Pourriez-vous nous parler de votre distribution et de votre méthode de travail avec vos acteurs ?
Alex Loukos : La distribution a été tout un défi compte tenu du bassin assez restreint de comédiens francophones dans la région torontoise.
Je savais que je voulais travailler avec Louise Naubert. Je pressentais que le rôle d’Anne pouvait lui plaire et qu’elle serait à même d’apporter une contribution significative, étant elle-même actrice, comédienne et metteure en scène de théâtre. Je lui ai donc proposé, et, j’ai été heureux de voir qu’elle se montrait intéressée. Pour ceux et celles qui ne connaissent pas Louise Naubert, elle est codirectrice artistique du Théâtre La Tangente depuis plus d’une douzaine d’années et lauréate du Prix John Hirsch de mise en scène 2011. Il faisait aucun doute pour moi qu’elle était la personne idéale pour incarner le rôle de la metteure scène surmenée qui s’accroche coûte que coûte à sa pièce.
Ce que j’ai trouvé particulièrement intéressant avec la distribution, c’est que tous les acteurs venaient d’horizons assez divers.
J’ai ensuite eu un coup de cœur pour Francesca Bàrcenas, fraichement arrivée de Montréal au moment des auditions et que l’on a pu d’ailleurs voir, dans différentes séries québécoises. Elle a été vraiment parfaite dans son rôle.
Pour sa part, Bruno Verdoni est un acteur très expérimenté. Il a un gros curriculum vitae en cinéma, télévision, théâtre, aussi bien à Montréal, Vancouver, Los Angeles, New York, et maintenant, à Toronto. C’est quelqu’un qui a su apporter son savoir-faire et beaucoup d’assurance sur le plateau du tournage.
Ziad Ek est lui, un jeune comédien tout frais émoulu de son école. Sa contribution a été pour moi un vrai coup de chance.

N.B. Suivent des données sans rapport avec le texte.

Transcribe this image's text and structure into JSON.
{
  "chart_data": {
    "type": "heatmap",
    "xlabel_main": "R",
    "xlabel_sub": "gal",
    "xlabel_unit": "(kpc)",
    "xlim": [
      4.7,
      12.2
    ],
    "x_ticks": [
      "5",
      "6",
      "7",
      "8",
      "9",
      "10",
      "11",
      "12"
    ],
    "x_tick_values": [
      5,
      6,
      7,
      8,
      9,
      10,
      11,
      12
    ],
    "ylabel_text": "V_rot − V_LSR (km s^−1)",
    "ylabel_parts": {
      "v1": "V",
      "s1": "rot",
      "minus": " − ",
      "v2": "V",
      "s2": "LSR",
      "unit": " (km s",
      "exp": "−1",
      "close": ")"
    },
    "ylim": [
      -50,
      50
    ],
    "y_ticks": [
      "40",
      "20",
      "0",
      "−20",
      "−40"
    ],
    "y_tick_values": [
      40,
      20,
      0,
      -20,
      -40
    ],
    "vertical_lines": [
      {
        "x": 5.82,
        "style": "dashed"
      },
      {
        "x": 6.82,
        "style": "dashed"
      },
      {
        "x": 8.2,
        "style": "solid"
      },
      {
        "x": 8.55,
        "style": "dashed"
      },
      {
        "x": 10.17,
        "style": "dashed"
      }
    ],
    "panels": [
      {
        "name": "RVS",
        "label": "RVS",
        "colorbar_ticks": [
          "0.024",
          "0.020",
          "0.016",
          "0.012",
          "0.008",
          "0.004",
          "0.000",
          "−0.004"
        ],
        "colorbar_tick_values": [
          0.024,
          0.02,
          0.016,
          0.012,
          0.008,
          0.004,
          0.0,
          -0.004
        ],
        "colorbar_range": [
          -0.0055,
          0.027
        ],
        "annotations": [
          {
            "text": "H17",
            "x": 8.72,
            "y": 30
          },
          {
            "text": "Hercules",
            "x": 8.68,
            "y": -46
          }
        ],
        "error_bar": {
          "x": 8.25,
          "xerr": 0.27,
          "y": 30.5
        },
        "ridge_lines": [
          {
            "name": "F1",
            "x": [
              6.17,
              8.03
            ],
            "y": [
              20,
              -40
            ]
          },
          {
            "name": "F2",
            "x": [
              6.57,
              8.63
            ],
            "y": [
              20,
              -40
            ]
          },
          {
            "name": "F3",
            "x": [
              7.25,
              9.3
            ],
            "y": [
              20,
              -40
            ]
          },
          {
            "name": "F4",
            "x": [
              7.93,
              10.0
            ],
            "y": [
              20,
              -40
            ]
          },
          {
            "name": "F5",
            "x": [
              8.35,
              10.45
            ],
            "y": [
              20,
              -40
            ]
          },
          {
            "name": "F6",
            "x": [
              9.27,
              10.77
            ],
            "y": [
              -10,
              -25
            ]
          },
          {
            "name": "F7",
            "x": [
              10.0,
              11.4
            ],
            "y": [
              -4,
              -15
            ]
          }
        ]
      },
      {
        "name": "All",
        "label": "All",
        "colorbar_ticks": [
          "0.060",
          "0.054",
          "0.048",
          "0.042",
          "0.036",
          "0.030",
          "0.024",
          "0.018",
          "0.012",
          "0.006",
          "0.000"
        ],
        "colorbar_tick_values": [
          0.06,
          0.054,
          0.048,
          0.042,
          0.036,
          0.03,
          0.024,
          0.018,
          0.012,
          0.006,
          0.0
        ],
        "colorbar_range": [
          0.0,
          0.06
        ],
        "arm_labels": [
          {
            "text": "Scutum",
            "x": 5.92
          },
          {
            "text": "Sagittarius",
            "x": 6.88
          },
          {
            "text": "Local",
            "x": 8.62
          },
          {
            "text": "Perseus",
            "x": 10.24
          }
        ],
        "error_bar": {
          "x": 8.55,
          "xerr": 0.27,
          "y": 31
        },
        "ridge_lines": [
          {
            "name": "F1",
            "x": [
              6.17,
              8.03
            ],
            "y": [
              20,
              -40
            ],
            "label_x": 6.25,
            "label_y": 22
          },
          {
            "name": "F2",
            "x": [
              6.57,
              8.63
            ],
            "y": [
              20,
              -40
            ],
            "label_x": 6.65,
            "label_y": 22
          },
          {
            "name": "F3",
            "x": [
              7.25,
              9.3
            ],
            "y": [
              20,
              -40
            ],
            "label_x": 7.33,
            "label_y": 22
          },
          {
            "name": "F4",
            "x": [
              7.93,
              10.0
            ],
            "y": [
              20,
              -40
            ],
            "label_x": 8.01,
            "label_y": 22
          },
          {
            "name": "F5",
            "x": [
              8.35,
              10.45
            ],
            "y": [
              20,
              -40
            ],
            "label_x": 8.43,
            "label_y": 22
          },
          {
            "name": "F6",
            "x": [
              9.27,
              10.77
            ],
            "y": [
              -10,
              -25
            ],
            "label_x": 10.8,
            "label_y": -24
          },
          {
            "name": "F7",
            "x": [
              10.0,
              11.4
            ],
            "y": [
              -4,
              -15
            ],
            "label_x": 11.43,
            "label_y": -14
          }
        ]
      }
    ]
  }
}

En effet, j’avais un mal fou à trouver un comédien francophone d’origine arabe ou du Moyen-Orient qui puisse jour le rôle de Karim et c’est Joël Beddows, directeur artistique du TfT, qui me l’a vivement recommandé.
Enfin, j’ai travaillé avec Michel Scotta Delorme qui n’est pas vraiment un comédien puisqu’il est musicien, mais son aisance sur scène et avec la caméra convenait très bien à son rôle sans dialogue. Je n’ai pas rencontré de difficulté majeure quant à sa direction. L’essentiel étant qu’il reste le plus naturel possible.
Je dois avouer que je n’ai pas de réelle méthode de travail avec mes acteurs puisque mon expérience en termes de direction est assez restreinte.
J’ai bien eu l’occasion de suivre quelques ateliers et de lire des ouvrages sur le sujet pour me doter d’outils supplémentaires, mais, il n’y a pas de secrets, c’est sur le tas que l’on apprend et ce n’est qu’un film à la fois, que l’on peut appréhender les choses, et prendre du métier.
Je dois également dire que nous avons fait face à de grands défis et j’ai dû, en dernier recours, me fier à mon intuition et au questionnement de mes acteurs. Dès qu’il y avait quelque chose de pas clair dans leurs esprits, j’essayais de répondre le mieux possible et, s’ils se sentaient à l’aise avec leur personnage, je les laissais faire.
Nous avons, tout d’abord, été confrontés au manque de temps consacré aux répétitions, et ce, pour des questions budgétaires. J’aurais tellement aimé pouvoir travailler plus en profondeur avec mes comédiens avant le tournage, même si, dans l’ensemble, tout s’est relativement bien passé. Bruno Verdoni, par exemple, n’a pas pu venir aux répétitions, car il était en tournage sur une autre production. Les autres acteurs ne l’ont donc découvert qu’au moment du premier jour du tournage. Les interactions entre eux (dynamique entre les personnalités et énergies dégagées) se sont donc faites plus lentement et nous avons mis un peu plus de temps à trouver nos marques et notre vitesse de croisière.
L’autre grand défi provient du scénario lui-même. Les quatre acteurs principaux jouaient des rôles de comédiens en train de répéter une pièce, ce qui ne posait, à priori, aucun problème en soi. Cependant, étant donné que le film et le scénario reposaient sur un assemblage de fragments d’histoires, il n’était peut-être pas si évident pour eux de cerner, en un si court laps de temps, toute la continuité de la psychologie de leur personnage. Mais, il me semble qu’au final, rien ne transparaît.
Enfin, je dirais que c’est toujours extraordinaire de voir comment les acteurs apportent des éléments qui ne se trouvent pas dans le scénario et cela rend le travail vraiment intéressant.